Mitigating the effects of severe fires, floods and heatwaves through the improvements of land dryness measures and forecasts: annual project report 2016-17
|Title||Mitigating the effects of severe fires, floods and heatwaves through the improvements of land dryness measures and forecasts: annual project report 2016-17|
|Year of Publication||2017|
|Authors||Kumar, V, Dharssi, I, Holmes, A|
|Institution||Bushfire and Natural Hazards CRC|
The Bushfire and Natural Hazards CRC project titled “Mitigating the Effects of Severe Fires, Floods and Heatwaves through the Improvements of Land Dryness Measures and Forecasts” examines the use of detailed land surface models, satellite measurements and ground based observations for the monitoring and prediction of landscape dryness. This project will address a fundamental limitation in our ability to prepare for fires, floods and heatwaves and is directly linked to pre-event planning as well as forecasting of events.
Currently landscape dryness is estimated in Australia using simple empirical models developed in the 1960’s. The most prominent of those used in Australia are the Keetch-Byram Drought Index (KBDI; Keetch & Byram 1968) and the Soil Dryness Index (SDI; Mount 1972). An initial study performed as part of this project suggest that analyses of soil moisture can be improved by using physically based land surface models, remote sensing measurements and data assimilation.
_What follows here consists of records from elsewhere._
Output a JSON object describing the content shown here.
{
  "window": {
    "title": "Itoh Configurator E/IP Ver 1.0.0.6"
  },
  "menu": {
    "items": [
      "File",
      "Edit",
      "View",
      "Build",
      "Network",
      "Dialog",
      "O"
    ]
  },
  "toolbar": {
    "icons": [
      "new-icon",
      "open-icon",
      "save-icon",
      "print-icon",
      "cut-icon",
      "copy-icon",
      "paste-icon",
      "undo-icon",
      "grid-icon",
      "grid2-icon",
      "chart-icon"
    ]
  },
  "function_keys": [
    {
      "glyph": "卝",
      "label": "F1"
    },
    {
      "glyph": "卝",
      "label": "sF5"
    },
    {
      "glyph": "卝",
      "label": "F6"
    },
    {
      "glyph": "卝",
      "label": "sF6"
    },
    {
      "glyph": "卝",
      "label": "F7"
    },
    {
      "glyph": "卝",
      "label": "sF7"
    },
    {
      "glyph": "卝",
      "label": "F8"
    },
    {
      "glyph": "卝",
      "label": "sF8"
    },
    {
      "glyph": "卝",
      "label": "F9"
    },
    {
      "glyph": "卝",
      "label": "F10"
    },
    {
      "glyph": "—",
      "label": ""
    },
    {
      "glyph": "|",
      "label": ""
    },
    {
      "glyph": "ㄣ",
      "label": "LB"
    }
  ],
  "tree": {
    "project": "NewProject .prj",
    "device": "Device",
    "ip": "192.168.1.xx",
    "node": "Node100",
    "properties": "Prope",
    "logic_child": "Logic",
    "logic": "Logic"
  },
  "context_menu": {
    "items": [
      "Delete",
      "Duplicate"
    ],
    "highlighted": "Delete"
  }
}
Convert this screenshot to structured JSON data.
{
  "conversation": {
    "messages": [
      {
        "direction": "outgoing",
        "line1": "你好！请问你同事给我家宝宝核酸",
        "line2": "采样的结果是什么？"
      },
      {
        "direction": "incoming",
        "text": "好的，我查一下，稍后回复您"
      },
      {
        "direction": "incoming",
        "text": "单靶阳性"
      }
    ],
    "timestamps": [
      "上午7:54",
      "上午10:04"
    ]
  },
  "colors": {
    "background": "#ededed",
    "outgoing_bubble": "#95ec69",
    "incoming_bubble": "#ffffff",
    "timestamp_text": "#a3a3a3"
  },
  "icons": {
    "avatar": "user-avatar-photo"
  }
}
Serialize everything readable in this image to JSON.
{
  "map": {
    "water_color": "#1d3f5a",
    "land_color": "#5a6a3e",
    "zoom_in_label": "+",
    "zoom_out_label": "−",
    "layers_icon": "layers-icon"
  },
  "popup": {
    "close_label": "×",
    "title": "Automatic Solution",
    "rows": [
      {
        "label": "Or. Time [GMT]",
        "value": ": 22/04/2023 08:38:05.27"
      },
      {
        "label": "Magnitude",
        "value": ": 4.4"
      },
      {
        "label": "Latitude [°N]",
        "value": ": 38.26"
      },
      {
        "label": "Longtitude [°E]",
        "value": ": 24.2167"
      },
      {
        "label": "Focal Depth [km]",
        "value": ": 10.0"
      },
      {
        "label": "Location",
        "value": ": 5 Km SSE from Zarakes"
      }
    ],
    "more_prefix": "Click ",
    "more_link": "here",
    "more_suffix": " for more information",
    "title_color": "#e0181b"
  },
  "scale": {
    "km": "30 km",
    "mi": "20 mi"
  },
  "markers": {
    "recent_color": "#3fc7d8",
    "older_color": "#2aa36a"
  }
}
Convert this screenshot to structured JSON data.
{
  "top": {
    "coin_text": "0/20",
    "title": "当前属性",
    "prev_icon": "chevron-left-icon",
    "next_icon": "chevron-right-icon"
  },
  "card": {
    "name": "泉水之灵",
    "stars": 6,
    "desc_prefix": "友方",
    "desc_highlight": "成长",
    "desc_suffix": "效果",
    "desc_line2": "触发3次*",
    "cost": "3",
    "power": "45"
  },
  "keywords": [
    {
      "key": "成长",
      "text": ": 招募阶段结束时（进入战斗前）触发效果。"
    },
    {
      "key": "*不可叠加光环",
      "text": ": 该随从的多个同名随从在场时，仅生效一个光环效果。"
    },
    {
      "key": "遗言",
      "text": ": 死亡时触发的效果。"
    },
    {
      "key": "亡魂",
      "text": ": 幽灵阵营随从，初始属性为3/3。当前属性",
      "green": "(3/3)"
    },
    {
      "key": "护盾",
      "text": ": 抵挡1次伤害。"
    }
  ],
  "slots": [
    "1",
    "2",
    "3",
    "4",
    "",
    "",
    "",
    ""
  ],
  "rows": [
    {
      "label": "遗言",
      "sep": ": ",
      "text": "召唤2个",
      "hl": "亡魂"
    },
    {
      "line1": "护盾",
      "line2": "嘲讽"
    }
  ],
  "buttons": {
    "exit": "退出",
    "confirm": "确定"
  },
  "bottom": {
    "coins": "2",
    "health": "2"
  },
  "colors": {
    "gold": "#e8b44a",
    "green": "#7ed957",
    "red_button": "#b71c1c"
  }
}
The project has developed a stand alone prototype land surface modelling system to produce daily soil moisture analyses at 5km resolution and at 4 soil layers. Verification against ground based soil moisture observations show that this prototype system is significantly more skilful than both KBDI and SDI.
The present report documents the activities undertaken in 2016-2017. The main focus of the year has been on the calibration of soil moisture from a new high resolution land surface modelling system allowing for easier utilisation within existing operational fire prediction systems. The calibrated outputs will be evaluated against numerous case studies that include past bush fire occurrences and fuel reduction burns conducted by fire agencies. This work is in progress and eight case studies have been identified so far. These case studies were selected with the help of end users. All case studies will be documented and could be used as training documentation by fire agencies.